Avec des choix judicieux, puisque, à côté des personnages attendus – Cosette, Jean Valjean, Javert, Fantine, les Thénardier -, on trouve des personnages moins connus – Courfeyrac, Prouvère, Enjolras et Gillenormand-, et des scènes comme les échanges politiques entre Marius et ses amis ou celles plus intimes mais non moins passionnées avec son grand-père par exemple. C’est ainsi une grande fresque hugolienne sur ce XIXe siècle si complexe, fidèle à ce défenseur des plus faibles, convaincu que seule la République peut sauver, fidèle à ce politique engagé qui pense que l’amour de l’autre peut engendrer un monde plus juste.
Les décors sont simples.
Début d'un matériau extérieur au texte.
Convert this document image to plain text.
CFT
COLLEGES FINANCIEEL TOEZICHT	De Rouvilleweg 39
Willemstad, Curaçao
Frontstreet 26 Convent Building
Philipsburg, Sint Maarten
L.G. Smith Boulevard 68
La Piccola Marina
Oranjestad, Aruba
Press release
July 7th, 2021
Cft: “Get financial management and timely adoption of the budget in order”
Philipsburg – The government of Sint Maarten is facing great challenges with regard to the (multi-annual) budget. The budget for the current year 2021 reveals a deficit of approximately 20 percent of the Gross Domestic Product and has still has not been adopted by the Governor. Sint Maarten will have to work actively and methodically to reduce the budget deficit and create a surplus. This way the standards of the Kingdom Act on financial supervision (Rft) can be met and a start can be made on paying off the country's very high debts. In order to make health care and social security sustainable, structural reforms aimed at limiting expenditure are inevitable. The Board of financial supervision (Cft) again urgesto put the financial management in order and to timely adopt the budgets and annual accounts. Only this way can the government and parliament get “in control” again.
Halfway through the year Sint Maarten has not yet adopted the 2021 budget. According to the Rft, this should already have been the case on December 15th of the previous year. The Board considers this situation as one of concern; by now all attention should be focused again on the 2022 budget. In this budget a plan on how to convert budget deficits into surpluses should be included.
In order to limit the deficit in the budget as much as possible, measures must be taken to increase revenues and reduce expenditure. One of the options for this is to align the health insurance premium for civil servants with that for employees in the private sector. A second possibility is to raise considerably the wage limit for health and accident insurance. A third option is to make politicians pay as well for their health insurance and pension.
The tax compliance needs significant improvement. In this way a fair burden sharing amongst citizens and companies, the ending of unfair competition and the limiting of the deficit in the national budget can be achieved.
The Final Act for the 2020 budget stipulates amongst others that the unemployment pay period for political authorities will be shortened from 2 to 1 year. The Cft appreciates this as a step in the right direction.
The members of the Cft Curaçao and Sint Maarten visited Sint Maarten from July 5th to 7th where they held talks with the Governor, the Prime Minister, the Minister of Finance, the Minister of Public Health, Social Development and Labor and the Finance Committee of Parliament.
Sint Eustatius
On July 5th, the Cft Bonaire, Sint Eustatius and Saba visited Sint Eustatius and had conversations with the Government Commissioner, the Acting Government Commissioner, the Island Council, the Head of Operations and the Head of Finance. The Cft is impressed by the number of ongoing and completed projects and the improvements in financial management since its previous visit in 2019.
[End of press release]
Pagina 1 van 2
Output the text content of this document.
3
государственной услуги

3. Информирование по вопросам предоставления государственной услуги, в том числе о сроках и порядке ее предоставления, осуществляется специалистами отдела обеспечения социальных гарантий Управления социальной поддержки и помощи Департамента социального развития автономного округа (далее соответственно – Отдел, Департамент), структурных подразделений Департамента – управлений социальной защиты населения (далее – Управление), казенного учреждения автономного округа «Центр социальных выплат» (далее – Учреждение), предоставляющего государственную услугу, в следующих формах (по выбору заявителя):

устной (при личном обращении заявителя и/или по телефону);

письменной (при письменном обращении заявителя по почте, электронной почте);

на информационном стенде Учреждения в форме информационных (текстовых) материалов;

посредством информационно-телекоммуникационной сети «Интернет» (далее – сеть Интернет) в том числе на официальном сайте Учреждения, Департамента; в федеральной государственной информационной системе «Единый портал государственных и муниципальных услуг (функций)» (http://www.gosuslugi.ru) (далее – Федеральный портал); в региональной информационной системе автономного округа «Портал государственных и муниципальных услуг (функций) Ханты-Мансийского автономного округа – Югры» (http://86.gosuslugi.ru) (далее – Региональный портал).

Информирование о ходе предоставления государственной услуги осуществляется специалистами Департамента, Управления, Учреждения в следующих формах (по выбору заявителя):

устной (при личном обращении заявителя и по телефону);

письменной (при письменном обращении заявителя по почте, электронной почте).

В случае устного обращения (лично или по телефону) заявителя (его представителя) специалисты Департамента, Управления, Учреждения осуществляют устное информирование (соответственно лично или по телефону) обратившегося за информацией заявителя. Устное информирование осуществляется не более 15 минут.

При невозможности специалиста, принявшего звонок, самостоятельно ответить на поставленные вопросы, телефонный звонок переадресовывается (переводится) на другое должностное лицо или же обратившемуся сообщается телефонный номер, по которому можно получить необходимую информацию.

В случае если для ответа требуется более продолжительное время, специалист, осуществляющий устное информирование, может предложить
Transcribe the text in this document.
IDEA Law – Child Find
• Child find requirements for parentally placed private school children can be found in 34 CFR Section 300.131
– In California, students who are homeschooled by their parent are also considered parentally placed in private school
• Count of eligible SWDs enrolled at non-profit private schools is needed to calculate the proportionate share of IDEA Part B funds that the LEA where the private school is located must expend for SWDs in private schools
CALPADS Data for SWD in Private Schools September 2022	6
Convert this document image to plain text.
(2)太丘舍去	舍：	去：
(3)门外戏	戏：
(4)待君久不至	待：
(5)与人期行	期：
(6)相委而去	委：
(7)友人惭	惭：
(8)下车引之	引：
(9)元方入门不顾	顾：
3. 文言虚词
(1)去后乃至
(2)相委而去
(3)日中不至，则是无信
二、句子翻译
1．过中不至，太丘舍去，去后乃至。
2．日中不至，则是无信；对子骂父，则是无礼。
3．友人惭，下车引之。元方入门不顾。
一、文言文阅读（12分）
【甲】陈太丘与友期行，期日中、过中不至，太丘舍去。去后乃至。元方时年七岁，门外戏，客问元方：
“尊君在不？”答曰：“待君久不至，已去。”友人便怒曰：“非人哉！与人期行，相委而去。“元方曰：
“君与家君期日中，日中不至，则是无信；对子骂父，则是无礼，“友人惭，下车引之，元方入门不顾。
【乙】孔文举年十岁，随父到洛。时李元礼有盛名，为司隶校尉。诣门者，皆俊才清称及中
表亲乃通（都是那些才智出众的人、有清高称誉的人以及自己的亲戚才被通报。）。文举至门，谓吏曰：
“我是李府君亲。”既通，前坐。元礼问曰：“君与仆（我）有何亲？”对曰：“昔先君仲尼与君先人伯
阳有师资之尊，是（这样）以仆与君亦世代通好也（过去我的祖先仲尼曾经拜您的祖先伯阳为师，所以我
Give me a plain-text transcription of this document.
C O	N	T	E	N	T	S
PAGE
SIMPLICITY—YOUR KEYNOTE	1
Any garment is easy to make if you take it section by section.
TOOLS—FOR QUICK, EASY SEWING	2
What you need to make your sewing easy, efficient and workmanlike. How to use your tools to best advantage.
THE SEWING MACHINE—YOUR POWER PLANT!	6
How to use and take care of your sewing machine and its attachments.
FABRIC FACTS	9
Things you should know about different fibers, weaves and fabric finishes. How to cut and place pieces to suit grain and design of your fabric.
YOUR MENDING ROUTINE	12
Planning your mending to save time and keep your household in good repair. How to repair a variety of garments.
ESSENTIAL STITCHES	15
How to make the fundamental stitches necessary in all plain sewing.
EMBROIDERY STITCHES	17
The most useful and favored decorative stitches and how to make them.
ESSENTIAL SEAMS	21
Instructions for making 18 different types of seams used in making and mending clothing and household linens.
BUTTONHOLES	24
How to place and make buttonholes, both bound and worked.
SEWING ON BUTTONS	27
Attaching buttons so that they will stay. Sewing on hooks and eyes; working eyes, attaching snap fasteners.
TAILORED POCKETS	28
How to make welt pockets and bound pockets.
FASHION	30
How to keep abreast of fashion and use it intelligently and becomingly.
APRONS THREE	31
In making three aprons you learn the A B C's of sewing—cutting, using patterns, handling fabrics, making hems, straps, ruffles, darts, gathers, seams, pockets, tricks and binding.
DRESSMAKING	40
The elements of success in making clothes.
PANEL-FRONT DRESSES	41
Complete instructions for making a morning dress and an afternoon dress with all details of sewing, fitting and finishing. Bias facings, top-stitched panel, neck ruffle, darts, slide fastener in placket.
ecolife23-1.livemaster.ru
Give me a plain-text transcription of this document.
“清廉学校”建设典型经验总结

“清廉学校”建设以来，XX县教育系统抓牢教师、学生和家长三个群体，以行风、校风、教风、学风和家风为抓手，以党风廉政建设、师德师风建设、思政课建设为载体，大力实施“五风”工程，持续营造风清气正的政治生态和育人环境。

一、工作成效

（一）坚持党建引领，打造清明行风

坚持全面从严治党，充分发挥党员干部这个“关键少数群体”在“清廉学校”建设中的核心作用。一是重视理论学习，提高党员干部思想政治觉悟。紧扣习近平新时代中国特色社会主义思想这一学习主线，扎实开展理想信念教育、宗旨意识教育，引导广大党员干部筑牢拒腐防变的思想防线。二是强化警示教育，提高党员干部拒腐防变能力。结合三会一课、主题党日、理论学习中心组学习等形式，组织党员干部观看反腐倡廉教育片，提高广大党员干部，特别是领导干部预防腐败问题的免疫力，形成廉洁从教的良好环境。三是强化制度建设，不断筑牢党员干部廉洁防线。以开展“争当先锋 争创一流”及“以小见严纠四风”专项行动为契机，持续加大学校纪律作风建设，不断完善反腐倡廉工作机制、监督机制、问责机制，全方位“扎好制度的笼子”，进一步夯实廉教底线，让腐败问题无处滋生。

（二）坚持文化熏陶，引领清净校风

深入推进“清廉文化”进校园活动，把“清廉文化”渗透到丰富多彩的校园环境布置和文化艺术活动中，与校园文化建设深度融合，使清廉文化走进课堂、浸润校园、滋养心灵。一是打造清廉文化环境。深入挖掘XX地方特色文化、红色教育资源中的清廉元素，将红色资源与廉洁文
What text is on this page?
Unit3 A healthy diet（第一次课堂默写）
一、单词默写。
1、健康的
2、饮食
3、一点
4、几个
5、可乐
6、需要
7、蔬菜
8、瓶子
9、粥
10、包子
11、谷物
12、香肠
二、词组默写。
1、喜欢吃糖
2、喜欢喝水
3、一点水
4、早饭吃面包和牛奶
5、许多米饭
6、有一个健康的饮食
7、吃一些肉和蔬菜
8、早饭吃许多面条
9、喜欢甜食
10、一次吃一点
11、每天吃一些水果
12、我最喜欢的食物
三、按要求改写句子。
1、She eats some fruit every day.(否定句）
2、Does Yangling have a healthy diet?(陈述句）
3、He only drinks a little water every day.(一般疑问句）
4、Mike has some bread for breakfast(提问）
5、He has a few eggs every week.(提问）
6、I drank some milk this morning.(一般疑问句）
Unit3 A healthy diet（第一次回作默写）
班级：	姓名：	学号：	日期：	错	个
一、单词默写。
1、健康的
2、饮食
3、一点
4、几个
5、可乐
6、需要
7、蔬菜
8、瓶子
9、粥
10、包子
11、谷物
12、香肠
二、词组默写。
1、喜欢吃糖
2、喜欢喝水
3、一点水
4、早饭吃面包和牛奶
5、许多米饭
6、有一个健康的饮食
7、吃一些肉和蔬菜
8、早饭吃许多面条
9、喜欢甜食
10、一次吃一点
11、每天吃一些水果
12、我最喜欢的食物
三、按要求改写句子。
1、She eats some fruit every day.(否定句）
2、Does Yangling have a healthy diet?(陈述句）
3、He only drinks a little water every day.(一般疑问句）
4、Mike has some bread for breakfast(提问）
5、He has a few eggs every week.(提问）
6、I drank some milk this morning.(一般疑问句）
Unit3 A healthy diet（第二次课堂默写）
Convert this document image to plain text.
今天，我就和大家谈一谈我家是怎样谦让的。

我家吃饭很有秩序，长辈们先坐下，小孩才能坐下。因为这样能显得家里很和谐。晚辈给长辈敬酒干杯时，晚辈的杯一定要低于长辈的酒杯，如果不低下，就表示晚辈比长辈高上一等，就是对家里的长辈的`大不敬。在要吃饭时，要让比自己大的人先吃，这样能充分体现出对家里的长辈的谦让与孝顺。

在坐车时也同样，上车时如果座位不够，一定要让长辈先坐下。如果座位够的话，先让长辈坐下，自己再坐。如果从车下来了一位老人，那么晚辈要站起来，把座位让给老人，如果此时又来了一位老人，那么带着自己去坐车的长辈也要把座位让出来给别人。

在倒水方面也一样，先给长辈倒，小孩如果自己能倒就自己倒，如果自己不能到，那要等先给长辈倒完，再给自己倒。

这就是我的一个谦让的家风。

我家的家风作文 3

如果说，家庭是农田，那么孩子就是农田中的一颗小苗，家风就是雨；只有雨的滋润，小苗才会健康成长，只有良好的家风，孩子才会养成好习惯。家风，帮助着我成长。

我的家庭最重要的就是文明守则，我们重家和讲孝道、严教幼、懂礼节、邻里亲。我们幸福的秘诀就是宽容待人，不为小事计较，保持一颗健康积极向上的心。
Dans une lumière blafarde et embrumée, quelques éléments mobiles créent espaces et lieux différents, quelques objets suffisent : le pupitre (bureau du maire M. Madeleine), la table de l’auberge des Thénardier, les bottes de pailles et autres tonneaux des barricades, le banc du jardin du Luxembourg.
L’originalité de cette mise en scène est de nous faire suivre une Madame Thénardier accordéoniste, incarnée par Claire Faurot, comme narratrice de cette pièce ; un personnage noir, qui se penche sur sa vie et sur celle des autres et qui semble en tirer une morale ou tout du moins une réflexion.
Le jeu des lumières et la projection en fond de scène donnent toute leur force à certaines scènes, comme celle du travail à l’usine chez M. Madeleine, l’une des plus remarquables. Sur un arrière-plan de rouages et autres mécaniques, dignes des Temps modernes de Chaplin, trois acteurs, Manon Montel, Cécile Génovèse et Léo Paget, rendent compte de ce travail répétitif à l’usine dans une mise en scène très chorégraphiée, soutenue par une musique pertinente, dénonciatrice de cette chaîne répétitive et déshumanisante. La lettre de Marius qui s’affiche pendant que son grand-père la lit en est une autre, enfin la forêt sombre et lugubre en fond lorsque Jean Valjean raconte à nouveau à Cosette leur rencontre en est une dernière pour ne citer qu’elles.
Soulignons d’autres scènes touchantes – mise en scène et jeu des acteurs – : la prise de la barricade, avec la mort de Gavroche magistralement jouée par Manon Montel elle-même, fait frémir le spectateur ; scène jouée par les révoltés Enjolras (Cécile Génovèse, qui joue aussi Cosette), Courfeyrac (Xavier Girard), Marius (Léo Paget), enfin Gavroche, et aussi narrée par Claire Faurot et Antoine Herbez, qui font résonner en beauté l’évocation de cet « enfant-fée », virevoltant parmi les balles avant d’être abattu. Dans un ralenti très cinématographique et très chorégraphié, presque dansé, Manon Montel nous fait presque pleurer sur la mort si injuste de cet enfant abandonné, soulevé par sa foi en la Révolution pour créer un monde meilleur.
Une très belle adaptation, à la fois fidèle et très actuelle. (S.T. Photos J.C Frèche et Vincent Virat).